Furthermore, as Gómez Villa explains, “for our work we also analyse when such illusions cause responses in the network that are not as physically expected, but neither do they match with human perception”, that is to say, cases in which CNNs obtain a different optical illusion than the illusion that humans would perceive.
The results of this study are consistent with the long-standing hypothesis that considers low-level visual illusions as a by-product of the optimization to natural environments (that a human sees in their everyday). Meanwhile, these results highlight the limitations and differences between the human visual system and CNNs artificial neural networks.
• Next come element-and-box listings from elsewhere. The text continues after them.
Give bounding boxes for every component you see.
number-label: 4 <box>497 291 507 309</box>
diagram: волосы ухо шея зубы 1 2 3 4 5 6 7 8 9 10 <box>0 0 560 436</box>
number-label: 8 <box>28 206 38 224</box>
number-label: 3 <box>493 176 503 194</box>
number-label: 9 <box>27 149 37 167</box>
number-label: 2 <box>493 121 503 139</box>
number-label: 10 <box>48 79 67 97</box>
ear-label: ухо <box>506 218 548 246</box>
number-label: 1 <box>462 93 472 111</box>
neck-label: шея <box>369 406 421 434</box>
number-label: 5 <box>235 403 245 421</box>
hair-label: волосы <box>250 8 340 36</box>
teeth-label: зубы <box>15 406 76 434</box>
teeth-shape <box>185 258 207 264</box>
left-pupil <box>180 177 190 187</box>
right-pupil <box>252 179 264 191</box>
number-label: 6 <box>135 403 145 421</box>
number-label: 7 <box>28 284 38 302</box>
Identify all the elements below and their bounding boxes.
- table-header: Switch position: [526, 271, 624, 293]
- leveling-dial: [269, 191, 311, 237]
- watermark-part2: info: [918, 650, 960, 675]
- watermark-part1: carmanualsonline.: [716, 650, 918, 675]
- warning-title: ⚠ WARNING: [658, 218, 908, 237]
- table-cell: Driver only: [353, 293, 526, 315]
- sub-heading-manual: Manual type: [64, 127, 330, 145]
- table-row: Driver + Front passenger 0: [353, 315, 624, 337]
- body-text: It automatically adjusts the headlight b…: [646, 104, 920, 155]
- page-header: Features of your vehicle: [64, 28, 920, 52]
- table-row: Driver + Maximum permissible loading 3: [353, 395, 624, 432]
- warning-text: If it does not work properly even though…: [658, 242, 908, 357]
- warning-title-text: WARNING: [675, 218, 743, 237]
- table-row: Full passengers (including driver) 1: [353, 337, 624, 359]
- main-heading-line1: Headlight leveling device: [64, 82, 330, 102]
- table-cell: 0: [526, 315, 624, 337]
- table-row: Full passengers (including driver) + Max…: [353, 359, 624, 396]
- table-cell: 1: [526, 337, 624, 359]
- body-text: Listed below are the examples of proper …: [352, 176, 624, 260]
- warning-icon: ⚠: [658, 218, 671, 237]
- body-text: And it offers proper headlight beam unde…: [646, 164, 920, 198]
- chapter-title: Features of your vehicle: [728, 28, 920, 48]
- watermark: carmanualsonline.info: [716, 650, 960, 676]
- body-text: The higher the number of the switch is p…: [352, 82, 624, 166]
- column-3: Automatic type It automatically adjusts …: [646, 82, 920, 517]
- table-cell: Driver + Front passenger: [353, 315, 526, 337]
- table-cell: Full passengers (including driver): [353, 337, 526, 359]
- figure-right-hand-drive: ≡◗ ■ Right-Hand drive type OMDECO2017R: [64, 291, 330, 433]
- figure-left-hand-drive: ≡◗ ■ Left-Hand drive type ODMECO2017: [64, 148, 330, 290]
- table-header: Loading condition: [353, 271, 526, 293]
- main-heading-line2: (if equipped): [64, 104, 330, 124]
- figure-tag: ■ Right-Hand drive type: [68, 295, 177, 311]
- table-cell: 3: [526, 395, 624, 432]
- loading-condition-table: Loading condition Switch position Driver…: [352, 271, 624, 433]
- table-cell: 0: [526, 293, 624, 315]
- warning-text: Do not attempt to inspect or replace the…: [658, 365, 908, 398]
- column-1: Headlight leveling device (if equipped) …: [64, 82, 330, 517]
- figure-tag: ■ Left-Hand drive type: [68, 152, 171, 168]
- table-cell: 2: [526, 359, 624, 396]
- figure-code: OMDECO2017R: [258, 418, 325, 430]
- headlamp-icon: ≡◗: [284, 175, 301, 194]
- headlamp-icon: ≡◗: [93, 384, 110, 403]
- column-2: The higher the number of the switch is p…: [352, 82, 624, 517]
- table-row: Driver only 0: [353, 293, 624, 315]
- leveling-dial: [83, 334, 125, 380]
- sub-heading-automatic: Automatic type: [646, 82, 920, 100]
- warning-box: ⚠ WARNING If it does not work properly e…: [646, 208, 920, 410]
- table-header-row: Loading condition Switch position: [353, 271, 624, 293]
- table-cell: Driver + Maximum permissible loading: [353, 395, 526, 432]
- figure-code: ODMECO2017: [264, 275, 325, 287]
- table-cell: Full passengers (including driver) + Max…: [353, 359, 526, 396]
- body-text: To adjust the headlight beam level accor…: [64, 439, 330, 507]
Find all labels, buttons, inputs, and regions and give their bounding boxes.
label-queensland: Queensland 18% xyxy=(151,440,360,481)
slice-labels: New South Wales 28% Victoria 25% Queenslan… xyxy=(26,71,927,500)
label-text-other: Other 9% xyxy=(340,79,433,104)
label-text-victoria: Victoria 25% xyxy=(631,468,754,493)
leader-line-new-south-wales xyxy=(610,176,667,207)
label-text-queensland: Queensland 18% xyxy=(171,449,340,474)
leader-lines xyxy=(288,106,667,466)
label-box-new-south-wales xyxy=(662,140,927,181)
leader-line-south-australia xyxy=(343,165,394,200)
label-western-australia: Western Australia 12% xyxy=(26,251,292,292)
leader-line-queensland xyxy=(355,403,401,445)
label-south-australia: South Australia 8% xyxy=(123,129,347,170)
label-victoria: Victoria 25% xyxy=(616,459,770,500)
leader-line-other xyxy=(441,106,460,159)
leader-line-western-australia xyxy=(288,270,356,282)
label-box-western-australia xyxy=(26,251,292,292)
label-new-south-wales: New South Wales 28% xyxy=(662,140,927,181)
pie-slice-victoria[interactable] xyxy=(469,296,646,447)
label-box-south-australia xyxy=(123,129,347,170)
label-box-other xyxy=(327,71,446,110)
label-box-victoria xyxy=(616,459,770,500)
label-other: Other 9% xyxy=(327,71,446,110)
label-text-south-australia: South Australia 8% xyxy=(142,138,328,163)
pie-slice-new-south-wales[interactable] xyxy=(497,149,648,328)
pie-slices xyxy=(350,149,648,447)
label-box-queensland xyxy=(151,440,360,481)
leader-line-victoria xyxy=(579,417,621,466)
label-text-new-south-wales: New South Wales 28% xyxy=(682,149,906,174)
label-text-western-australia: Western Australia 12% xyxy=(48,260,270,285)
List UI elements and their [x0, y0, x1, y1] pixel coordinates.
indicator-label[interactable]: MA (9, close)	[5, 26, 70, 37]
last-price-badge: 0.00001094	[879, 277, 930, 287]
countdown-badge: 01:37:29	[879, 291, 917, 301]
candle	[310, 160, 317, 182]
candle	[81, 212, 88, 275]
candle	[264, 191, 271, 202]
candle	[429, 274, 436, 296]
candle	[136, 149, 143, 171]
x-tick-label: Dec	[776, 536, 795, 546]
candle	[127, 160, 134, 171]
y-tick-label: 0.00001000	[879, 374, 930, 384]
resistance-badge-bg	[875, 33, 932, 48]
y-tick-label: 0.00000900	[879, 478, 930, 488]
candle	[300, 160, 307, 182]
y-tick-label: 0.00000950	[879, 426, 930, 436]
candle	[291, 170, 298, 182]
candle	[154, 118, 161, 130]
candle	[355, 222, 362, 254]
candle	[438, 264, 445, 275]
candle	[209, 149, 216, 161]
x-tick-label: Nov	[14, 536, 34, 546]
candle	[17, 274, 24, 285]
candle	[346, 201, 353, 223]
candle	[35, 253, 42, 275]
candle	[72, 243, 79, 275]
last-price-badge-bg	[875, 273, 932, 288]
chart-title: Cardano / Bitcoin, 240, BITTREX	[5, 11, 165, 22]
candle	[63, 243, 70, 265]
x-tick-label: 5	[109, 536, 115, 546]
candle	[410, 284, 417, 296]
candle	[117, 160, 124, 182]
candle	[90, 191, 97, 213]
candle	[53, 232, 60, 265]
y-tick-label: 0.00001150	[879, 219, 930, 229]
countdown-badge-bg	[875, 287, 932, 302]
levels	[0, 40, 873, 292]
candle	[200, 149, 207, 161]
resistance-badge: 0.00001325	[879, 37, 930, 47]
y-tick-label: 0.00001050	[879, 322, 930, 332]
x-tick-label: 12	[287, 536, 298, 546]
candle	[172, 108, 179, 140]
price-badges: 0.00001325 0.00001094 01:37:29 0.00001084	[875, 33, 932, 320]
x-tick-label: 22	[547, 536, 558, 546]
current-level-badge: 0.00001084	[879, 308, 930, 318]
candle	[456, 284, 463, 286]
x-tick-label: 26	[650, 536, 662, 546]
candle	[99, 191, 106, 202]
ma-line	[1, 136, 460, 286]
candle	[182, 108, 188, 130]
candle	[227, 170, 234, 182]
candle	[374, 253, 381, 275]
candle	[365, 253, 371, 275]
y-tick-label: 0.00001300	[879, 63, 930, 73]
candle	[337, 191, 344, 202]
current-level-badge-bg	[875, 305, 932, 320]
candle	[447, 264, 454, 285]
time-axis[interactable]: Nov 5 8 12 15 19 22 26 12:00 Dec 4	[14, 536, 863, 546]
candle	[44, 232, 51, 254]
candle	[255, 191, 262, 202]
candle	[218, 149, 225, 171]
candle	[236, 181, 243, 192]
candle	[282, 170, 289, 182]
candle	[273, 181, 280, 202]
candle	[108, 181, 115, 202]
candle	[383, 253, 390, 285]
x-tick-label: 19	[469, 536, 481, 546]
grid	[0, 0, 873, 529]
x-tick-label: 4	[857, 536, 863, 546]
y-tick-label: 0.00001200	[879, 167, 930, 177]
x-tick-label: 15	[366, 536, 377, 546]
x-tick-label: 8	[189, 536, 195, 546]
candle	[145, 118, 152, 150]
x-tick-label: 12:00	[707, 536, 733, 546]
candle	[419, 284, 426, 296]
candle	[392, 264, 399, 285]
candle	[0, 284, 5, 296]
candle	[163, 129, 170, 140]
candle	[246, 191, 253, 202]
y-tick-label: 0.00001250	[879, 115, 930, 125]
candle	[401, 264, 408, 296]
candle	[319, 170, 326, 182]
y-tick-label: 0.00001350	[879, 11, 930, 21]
Color illusions also deceive CNNs for low-level vision tasks: Analysis and implications
The study of visual illusions has proven to be a very useful approach in vision science. In this work we start by showing that, while convolutional neural networks (CNNs) trained for low-level visual tasks in natural images may be deceived by brightness and color illusions, some network illusions can be inconsistent with the perception of humans. Next, we analyze where these similarities and differences may come from. On one hand, the proposed linear eigenanalysis explains the overall similarities: in simple CNNs trained for tasks like denoising or deblurring, the linear version of the network has center-surround receptive fields, and global transfer functions are very similar to the human achromatic and chromatic contrast sensitivity functions in human-like opponent color spaces. These similarities are consistent with the long-standing hypothesis that considers low-level visual illusions as a by-product of the optimization to natural environments. Specifically, here human-like features emerge from error minimization. On the other hand, the observed differences must be due to the behavior of the human visual system not explained by the linear approximation. However, our study also shows that more ‘flexible’ network architectures, with more layers and a higher degree of nonlinearity, may actually have a worse capability of reproducing visual illusions. This implies, in line with other works in the vision science literature, a word of caution on using CNNs to study human vision: on top of the intrinsic limitations of the L + NL formulation of artificial networks to model vision, the nonlinear behavior of flexible architectures may easily be markedly different from that of the visual system.